Chi ha in mente il funzionamento del Lurker nel primo Starcraft avrà già capito come funziona grosso modo questa nuova unità, che nelle ultime settimane sembra essere diventata la nuova colonna portante dell’ossatura militare Zerg. Avendo un requisito di tecnologia piuttosto basso (Lair), lo Swarm Host entra in gioco rapidamente e grazie anche al suo costo relativamente contenuto permette agli Zerg non solo di costruire una formidabile linea difensiva, ma addirittura di andare a mettere sotto assedio la base nemica con relativa impunità. Questo è particolarmente vero contro i Protoss, che al momento stanno mostrando qualche difficoltà nel riuscire a difendere la propria espansione cercando al contempo di arrivare ai colossi necessari per gestire più facilmente gli swarm host, seguendo, purtroppo, un copione già ben noto con Wings of Liberty.

Se lo Zerg riesce a tenere sotto scacco l’avversario abbastanza a lungo (quattro o cinque swarm host sono più che sufficienti), può comodamente espandersi e raggiungere le sue unità late game, ovvero i classici Brood Lord oppure le Ultralisk con la loro nuova abilità: la possibilità di caricare le unità nemiche da sottoterra. Una volta sviluppata, questa nuova “tecnologia” permette alle Ultralisk di andare automaticamente sottoterra e in pochissimi secondi raggiungere e colpire il nemico (l’abilità va utilizzata manualmente, selezionando anche l’area bersaglio, a differenza di quanto accade invece con l’upgrade degli Zealot per i Protoss). La terza grossa novità degli Zerg è il Viper, un’unità aerea multifunzione, nota principalmente per la sua abilità chiamata “abduct”, cioè “rapimento”, che permette di prelevare a forza un’unità nemica spostandola vicino al Viper. L’utilizzo preferito, almeno nelle intenzioni, è quello di agganciare i colossi Protoss e strapparli dalle retrovie per metterli alla mercé dell’esercito di Roach, Hydralisk o quant’altro.

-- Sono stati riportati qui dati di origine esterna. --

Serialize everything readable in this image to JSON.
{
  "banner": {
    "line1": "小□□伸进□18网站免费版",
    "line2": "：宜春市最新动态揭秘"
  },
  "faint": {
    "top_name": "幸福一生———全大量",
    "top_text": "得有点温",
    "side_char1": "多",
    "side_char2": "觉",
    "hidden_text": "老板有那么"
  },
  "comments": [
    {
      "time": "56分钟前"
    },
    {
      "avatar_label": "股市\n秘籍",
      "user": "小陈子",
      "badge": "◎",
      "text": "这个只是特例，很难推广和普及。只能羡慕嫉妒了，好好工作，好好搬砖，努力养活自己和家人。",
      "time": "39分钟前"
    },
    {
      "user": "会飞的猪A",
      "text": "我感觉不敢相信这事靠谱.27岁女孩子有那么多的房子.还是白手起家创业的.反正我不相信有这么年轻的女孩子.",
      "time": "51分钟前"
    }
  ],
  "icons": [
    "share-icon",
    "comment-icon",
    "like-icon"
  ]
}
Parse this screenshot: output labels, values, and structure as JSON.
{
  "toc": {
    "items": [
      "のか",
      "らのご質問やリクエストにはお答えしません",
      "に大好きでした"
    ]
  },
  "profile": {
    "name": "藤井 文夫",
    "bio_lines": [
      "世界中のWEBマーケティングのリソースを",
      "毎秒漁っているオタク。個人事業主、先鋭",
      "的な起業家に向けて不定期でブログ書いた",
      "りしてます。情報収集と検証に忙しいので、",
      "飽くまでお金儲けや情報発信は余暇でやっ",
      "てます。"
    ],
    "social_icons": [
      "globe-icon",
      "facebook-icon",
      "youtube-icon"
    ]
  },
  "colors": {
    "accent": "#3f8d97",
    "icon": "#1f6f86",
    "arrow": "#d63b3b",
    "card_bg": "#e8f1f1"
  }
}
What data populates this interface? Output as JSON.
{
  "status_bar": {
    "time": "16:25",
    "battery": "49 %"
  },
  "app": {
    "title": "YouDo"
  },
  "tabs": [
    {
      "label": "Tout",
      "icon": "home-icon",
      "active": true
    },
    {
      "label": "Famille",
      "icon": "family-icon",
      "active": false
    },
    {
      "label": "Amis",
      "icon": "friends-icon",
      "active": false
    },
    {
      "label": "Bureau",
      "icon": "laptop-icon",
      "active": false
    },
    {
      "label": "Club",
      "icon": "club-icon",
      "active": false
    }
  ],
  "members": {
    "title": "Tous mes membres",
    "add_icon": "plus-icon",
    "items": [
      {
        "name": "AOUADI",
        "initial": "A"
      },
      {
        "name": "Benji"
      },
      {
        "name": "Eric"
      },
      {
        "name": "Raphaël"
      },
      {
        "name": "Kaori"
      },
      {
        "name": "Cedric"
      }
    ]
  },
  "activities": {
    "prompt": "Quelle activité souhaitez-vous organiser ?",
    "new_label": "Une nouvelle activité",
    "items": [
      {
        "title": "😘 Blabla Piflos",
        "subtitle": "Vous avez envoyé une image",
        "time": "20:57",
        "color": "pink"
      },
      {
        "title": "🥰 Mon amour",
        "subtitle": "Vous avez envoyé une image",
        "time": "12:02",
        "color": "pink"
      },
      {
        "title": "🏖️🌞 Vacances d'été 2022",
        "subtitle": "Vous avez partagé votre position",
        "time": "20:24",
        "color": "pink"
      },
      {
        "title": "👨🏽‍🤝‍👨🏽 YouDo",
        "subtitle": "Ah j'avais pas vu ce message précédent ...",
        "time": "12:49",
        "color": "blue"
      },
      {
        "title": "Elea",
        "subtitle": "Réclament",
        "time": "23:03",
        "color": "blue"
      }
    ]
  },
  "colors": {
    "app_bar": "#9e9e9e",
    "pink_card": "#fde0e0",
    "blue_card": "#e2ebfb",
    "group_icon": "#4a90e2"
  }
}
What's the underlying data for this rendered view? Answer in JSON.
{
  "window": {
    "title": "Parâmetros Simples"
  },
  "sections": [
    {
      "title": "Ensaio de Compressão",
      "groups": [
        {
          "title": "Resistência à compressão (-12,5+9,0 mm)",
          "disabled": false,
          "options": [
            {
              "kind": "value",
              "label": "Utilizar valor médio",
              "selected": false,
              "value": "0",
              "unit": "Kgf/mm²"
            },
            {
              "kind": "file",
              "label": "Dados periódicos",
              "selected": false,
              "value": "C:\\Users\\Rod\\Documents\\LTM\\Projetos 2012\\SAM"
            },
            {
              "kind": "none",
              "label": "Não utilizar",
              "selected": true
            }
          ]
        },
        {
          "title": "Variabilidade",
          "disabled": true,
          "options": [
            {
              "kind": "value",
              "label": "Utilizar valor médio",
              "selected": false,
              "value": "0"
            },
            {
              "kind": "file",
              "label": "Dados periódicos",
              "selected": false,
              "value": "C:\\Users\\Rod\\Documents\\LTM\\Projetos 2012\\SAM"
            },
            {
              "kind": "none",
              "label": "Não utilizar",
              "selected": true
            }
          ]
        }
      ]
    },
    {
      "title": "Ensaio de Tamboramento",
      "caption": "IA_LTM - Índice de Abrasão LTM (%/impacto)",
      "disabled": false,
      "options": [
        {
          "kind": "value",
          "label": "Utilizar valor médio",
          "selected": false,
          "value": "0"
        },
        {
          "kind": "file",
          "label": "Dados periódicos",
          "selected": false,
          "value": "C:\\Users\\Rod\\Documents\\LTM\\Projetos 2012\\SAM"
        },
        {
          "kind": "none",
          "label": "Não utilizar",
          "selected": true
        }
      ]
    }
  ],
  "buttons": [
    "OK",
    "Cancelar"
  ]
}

I Viper hanno anche un’altra interessante abilità, Blinding Cloud, una nuvola di gas che colpisce un’area e annulla la gittata d’attacco di tutte le unità, rendendole a tutti gli effetti unità corpo a corpo. Inizialmente questa abilità era pensata per funzionare solo contro unità biologiche, in pratica un modo per mettere in difficoltà i marine e favorire un gioco più posizionale da parte dello Zerg (la nuvola è efficace solo nella sua area, nel senso che le unità colpite possono uscirne e tornare a sparare alla loro gittata normale). Con le ultime patch, invece, la Blinding Cloud è efficace contro ogni tipo di unità –siege tank inclusi! – anche se di contro il suo raggio è stato notevolmente diminuito. In generale, dopo un primo impatto positivo, il Viper sembra essere diventato la novità meno apprezzata dai giocatori Zerg: complici la sua lentezza nell’entrare in gioco (richiede Hive) e un costo non irrisorio (duecento gas), per ora molti giocatori sembrano non sentirne la necessità.

Al contrario, gli Swarm Host sia in ladder sia nelle partite tra pro sembrano aver trovato fin da subito un ruolo da titolari nelle build più comuni. Parte del motivo è sicuramente il vantaggio, forse fin troppo netto, di avere facilmente accesso a un’unità invisibile (lo Swarm Host attacca da burrow) che se non riceve una risposta adeguata immediatamente può chiudere la partita nel giro di pochi minuti. E’ lo stesso problema sorto con i Terran, dopo l’introduzione delle Widow Mine, anche se a onor del vero gli Swarm Host risultano in generale un po’ più gestibili dagli avversari, in buona parte grazie alla loro vulnerabilità agli attacchi aerei, contro cui di per sé non hanno alcuna difesa.